Mark Jewell, president of the N.C. Association of Educators, said it was “disappointing but not surprising” that an organization backed by John Bryan wants to take over a public school.

Eric Hall, superintendent of the Innovative School District, could announce as soon as Friday which two schools he will recommend be taken over for the 2018-19 school year. A preliminary list includes four schools, including Glenn Elementary School in Durham, where school and community leaders have been fighting state takeover.

Jewell called the Innovative School District “a failed project” with no proven results in other states that have tried it.

“This is something we never should have been a part of in North Carolina,” Jewell said.

A foundation John Bryan supports helps schools with startup costs and provides instructional support and money for technology. TeamCFA is a nonprofit network that provides $300,000 in forgivable loans to new schools that agree to its principles. Teachers in TeamCFA schools must be trained in a curriculum called Core Knowledge. Some TeamCFA schools have a classical education theme, but it is not required.

Three of the 13 TeamCFA schools in North Carolina opened this year. Student performance was mixed at the remaining schools. Five schools received Bs in the latest round of state grades, while four received Cs and one received a D.

John Bryan, 84, was vice president of operations at Georgia Gulf until his retirement in 1989. An August 2002 edition of Atlanta Business Chronicle attributed Bryan’s wealth to company stock.

In his April letter, John Bryan was enthusiastic about the law passed last year that created what is now known as the Innovative School District. He envisioned that those traditional public schools chosen for the district could be converted permanently to charters if student performance improves.

“I am excited about the new North Carolina law which allows knowledgeable and experienced entities the possibility of taking over failing traditional public schools,” he wrote. “By raising a school’s ‘F’ rating to a ‘C’ rating within two years, such entities could gain permanent ownership and control of that school. If our organizations can show how this works for the good of a community, this approach could expand to other states, hopefully across the country!! How exciting that would be! And our team could be of help to others who want to travel the same road.”
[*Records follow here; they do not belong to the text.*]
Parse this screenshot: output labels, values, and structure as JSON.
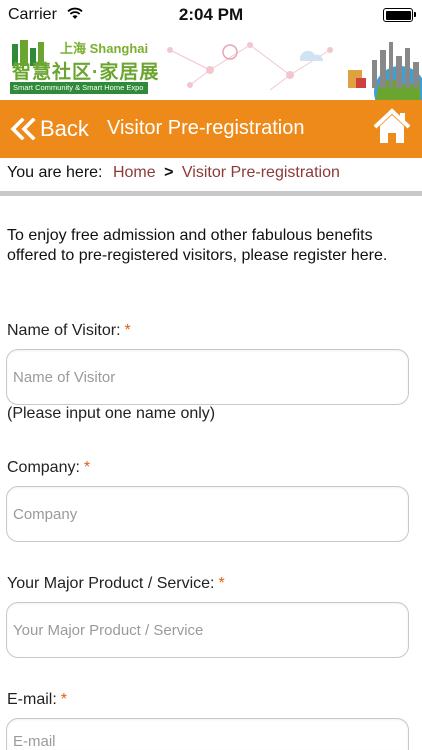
{
  "status_bar": {
    "carrier": "Carrier",
    "time": "2:04 PM"
  },
  "banner": {
    "logo_city_text": "上海 Shanghai",
    "logo_main_text": "智慧社区·家居展",
    "logo_sub_text": "Smart Community & Smart Home Expo",
    "logo_color": "#6aa530"
  },
  "nav": {
    "back_label": "Back",
    "title": "Visitor Pre-registration",
    "color": "#ee8a1a"
  },
  "breadcrumb": {
    "prefix": "You are here:",
    "home": "Home",
    "separator": ">",
    "current": "Visitor Pre-registration"
  },
  "intro": "To enjoy free admission and other fabulous benefits offered to pre-registered visitors, please register here.",
  "form": {
    "required_mark": "*",
    "name": {
      "label": "Name of Visitor:",
      "placeholder": "Name of Visitor",
      "hint": "(Please input one name only)"
    },
    "company": {
      "label": "Company:",
      "placeholder": "Company"
    },
    "product": {
      "label": "Your Major Product / Service:",
      "placeholder": "Your Major Product / Service"
    },
    "email": {
      "label": "E-mail:",
      "placeholder": "E-mail"
    }
  }
}
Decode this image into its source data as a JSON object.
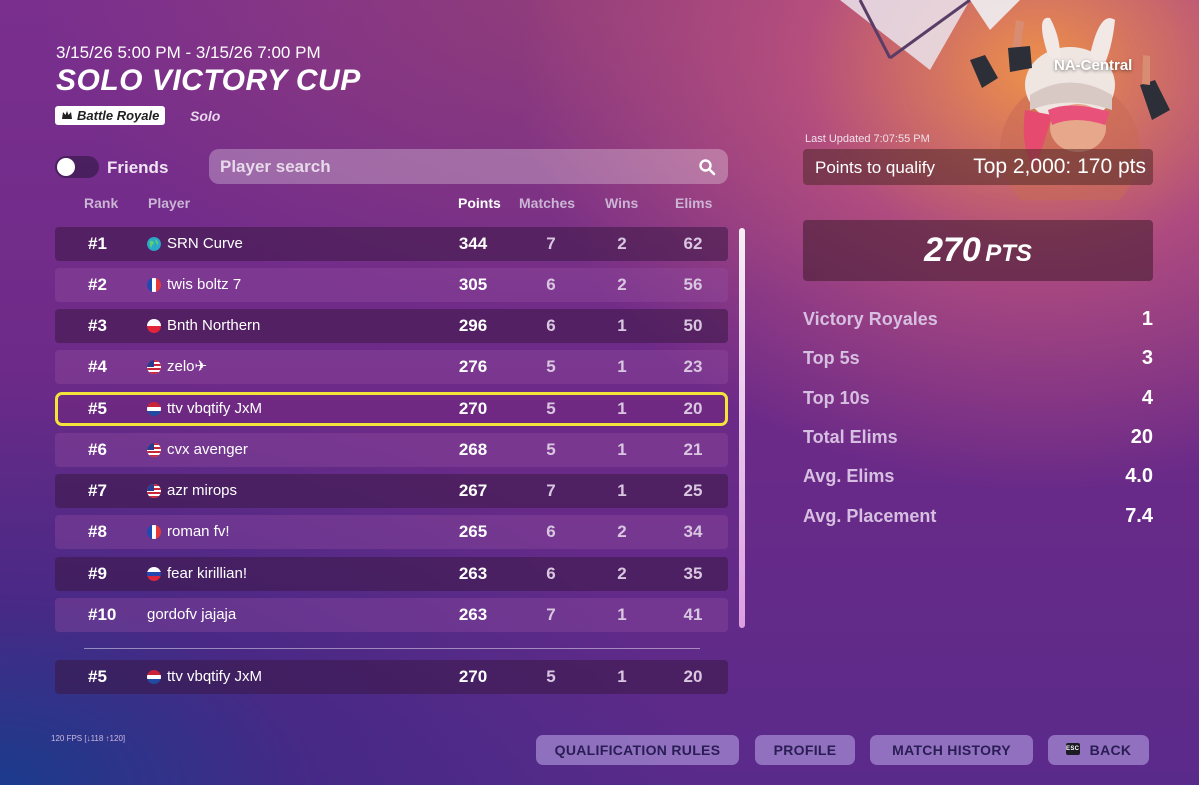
{
  "header": {
    "date_range": "3/15/26 5:00 PM - 3/15/26 7:00 PM",
    "title": "SOLO VICTORY CUP",
    "mode_badge": "Battle Royale",
    "mode_sub": "Solo"
  },
  "filters": {
    "friends_label": "Friends",
    "friends_toggle": "off",
    "search_placeholder": "Player search"
  },
  "columns": {
    "rank": "Rank",
    "player": "Player",
    "points": "Points",
    "matches": "Matches",
    "wins": "Wins",
    "elims": "Elims"
  },
  "leaderboard": [
    {
      "rank": "#1",
      "flag": "globe",
      "name": "SRN Curve",
      "points": "344",
      "matches": "7",
      "wins": "2",
      "elims": "62"
    },
    {
      "rank": "#2",
      "flag": "france",
      "name": "twis boltz 7",
      "points": "305",
      "matches": "6",
      "wins": "2",
      "elims": "56"
    },
    {
      "rank": "#3",
      "flag": "poland",
      "name": "Bnth Northern",
      "points": "296",
      "matches": "6",
      "wins": "1",
      "elims": "50"
    },
    {
      "rank": "#4",
      "flag": "usa",
      "name": "zelo✈",
      "points": "276",
      "matches": "5",
      "wins": "1",
      "elims": "23"
    },
    {
      "rank": "#5",
      "flag": "netherlands",
      "name": "ttv vbqtify JxM",
      "points": "270",
      "matches": "5",
      "wins": "1",
      "elims": "20"
    },
    {
      "rank": "#6",
      "flag": "usa",
      "name": "cvx avenger",
      "points": "268",
      "matches": "5",
      "wins": "1",
      "elims": "21"
    },
    {
      "rank": "#7",
      "flag": "usa",
      "name": "azr mirops",
      "points": "267",
      "matches": "7",
      "wins": "1",
      "elims": "25"
    },
    {
      "rank": "#8",
      "flag": "france",
      "name": "roman fv!",
      "points": "265",
      "matches": "6",
      "wins": "2",
      "elims": "34"
    },
    {
      "rank": "#9",
      "flag": "russia",
      "name": "fear kirillian!",
      "points": "263",
      "matches": "6",
      "wins": "2",
      "elims": "35"
    },
    {
      "rank": "#10",
      "flag": "",
      "name": "gordofv jajaja",
      "points": "263",
      "matches": "7",
      "wins": "1",
      "elims": "41"
    }
  ],
  "current_player": {
    "rank": "#5",
    "flag": "netherlands",
    "name": "ttv vbqtify JxM",
    "points": "270",
    "matches": "5",
    "wins": "1",
    "elims": "20"
  },
  "side_panel": {
    "region": "NA-Central",
    "last_updated": "Last Updated 7:07:55 PM",
    "qualify_label": "Points to qualify",
    "qualify_value": "Top 2,000: 170 pts",
    "points_value": "270",
    "points_unit": "PTS",
    "stats": [
      {
        "label": "Victory Royales",
        "value": "1"
      },
      {
        "label": "Top 5s",
        "value": "3"
      },
      {
        "label": "Top 10s",
        "value": "4"
      },
      {
        "label": "Total Elims",
        "value": "20"
      },
      {
        "label": "Avg. Elims",
        "value": "4.0"
      },
      {
        "label": "Avg. Placement",
        "value": "7.4"
      }
    ]
  },
  "footer": {
    "fps": "120 FPS [↓118 ↑120]",
    "buttons": {
      "qualification_rules": "QUALIFICATION RULES",
      "profile": "PROFILE",
      "match_history": "MATCH HISTORY",
      "back": "BACK",
      "esc_key": "ESC"
    }
  },
  "colors": {
    "highlight_border": "#f2e43a",
    "button_bg": "#b9a6e6",
    "button_text": "#2a1d55"
  }
}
Under the law passed last year, charter management companies and/or education management organizations are supposed to run the schools for five to eight years. The State Board of Education is scheduled to vote by Dec. 15 on at least two schools to be taken over in the 2018-19 school year. School boards will have until Feb. 1 to either transfer their schools to the program or close them.

In addition to Achievement For All Children, the other groups identified by the state Tuesday as having submitted letters of intent were The Romine Group, Phalen Leadership Academies, Achieve Educational Partners LLC, Learning Sciences International LLC, Global Education Resources, OmniVest LLC, and PlusUltre LLC, AMIKids Inc. and CIS of Robeson County.

After consulting with their legal department, the applicants will be given 24 hours’ notice before their unredacted letters are released, according to Drew Elliot, a spokesman for the state Department of Public Instruction.

In Tennessee, students in the Achievement School District that formed using the same model have not done better academically than students in comparable low-performing schools that weren’t taken over.

John Bryan has contributed about $600,000 to legislative candidates in North Carolina, most of them Republican, and GOP political committees from 2011 to 2016. Included is a $100,000 contribution to a group supporting GOP candidates for the state Supreme Court. He contributed $50,000 to a political action committee called Truth & Prosperity, set up to support Republican Lt. Gov. Dan Forest. Forest is a member of the State Board of Education, which will help select which companies are chosen.

Forest said in an interview earlier this year that he did not know why Bryan contributed to the PAC.